Further biochemical analysis revealed metabolic defects in SYK-deficient mice with increased autophagy
.
At the same time, by inducing mice that had antibody deposition and microglia to knock out the SYK gene, it was shown that SYK is necessary
to maintain microglia aggregation around antibody plaques after the onset of the disease.

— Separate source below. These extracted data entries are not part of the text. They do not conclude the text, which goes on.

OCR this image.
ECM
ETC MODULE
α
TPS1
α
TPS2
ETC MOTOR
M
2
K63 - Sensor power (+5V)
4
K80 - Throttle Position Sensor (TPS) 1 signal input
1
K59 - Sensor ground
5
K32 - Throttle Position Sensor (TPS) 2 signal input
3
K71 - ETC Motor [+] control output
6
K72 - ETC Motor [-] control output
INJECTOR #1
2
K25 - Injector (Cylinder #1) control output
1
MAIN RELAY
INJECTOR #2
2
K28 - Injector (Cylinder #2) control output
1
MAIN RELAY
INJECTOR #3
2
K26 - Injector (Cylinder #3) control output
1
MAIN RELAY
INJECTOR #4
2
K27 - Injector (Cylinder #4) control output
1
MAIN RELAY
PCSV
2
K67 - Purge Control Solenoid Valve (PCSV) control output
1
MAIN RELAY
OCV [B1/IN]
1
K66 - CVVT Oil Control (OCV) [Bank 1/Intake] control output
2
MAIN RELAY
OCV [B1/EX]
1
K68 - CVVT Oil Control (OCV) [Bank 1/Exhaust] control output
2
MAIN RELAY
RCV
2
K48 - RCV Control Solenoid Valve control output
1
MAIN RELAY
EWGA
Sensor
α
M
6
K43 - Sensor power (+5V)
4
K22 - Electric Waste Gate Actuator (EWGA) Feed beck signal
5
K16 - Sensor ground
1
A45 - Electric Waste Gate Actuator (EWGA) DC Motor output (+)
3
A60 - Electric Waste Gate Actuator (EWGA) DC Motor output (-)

Next, the authors also analyzed the effect
of SYK deficiency on the transcriptome of microglia during amyloid pathology.
TREM2+, CLEC7A+, CD11c+, and CD74+ microglia were significantly reduced in SYK-deficient mice, while TMEM119+ microglia were increased
.
These changes are particularly pronounced in microglia near the antibody plaque, while SYK deficiency has little
effect on microglia distal to the antibody plaque.
GSEA that also differentially expressed genes suggests that metabolic pathways are highly influenced
by SYK deficiency.

Under pathological conditions, impaired energy metabolism due to SYK deletion significantly affects microglial activation, i.
e.
, at the molecular level, cells are not able to fully differentiate and thus obtain characteristics
of DAM, MHC II, IFN-R MICROGLIA GENE EXPRESSION.
However, SYK deficiency does not affect microglial proliferation compared to TREM2 deficiency and allows microglia to be activated to a lesser extent, acquiring partial characteristics of DAM
.
This suggests that TREM2 can partially activate microglia
independently of SYK.

Previous studies have shown that the TREM2-DAP12 complex regulates ERK activation through a SYK-independent
pathway.
The authors also confirmed that microglial phenotype-induced SYK deficiency was not associated with
any signaling dependent on the TREM2-DAP12 axis.
In addition to DAP12, TREM2 binds to the transmembrane linker DAP10 in BMDM, and the authors confirmed that the DAP10 signaling pathway maintains microglial proliferation, metabolic activation, survival, and Aβ phagocytosis independently of SYK, which are all required for
complete microglial activation.

The authors also explored the possibility
of using SYK as an activating punctuation point for the treatment of AD.
CLEC7A is a class of surface receptors that directly recruit and activate SYK and are upregulated
in microglia during neurodegeneration.
The authors demonstrated that systemic administration of agonist anti-CLEC7A antibodies to 5xFAD mice carrying the dysfunctional TREM2R47H variant promoted SYK signaling and improved microglial activation
.

Finally, the authors mined the SnRNA-seq data of human AD and compared the expression of SYK and CLEC7A mRNA using TREM2, confirming that SYK and CLEC7A were highly expressed
in microglia of AD.
Therefore, the CLEC7A-SYK pathway in microglia may be a potential target for the treatment of
AD.

Summary

In summary, this study verifies for the first time the effects of SYK and DAP10 signaling on the amyloid pathological response of microglia, and proposes a new CLEC7A treatment, which has great application value
for AD research.
On this basis, further research
can be carried out on how these pathways coordinate the function of microglia in the future.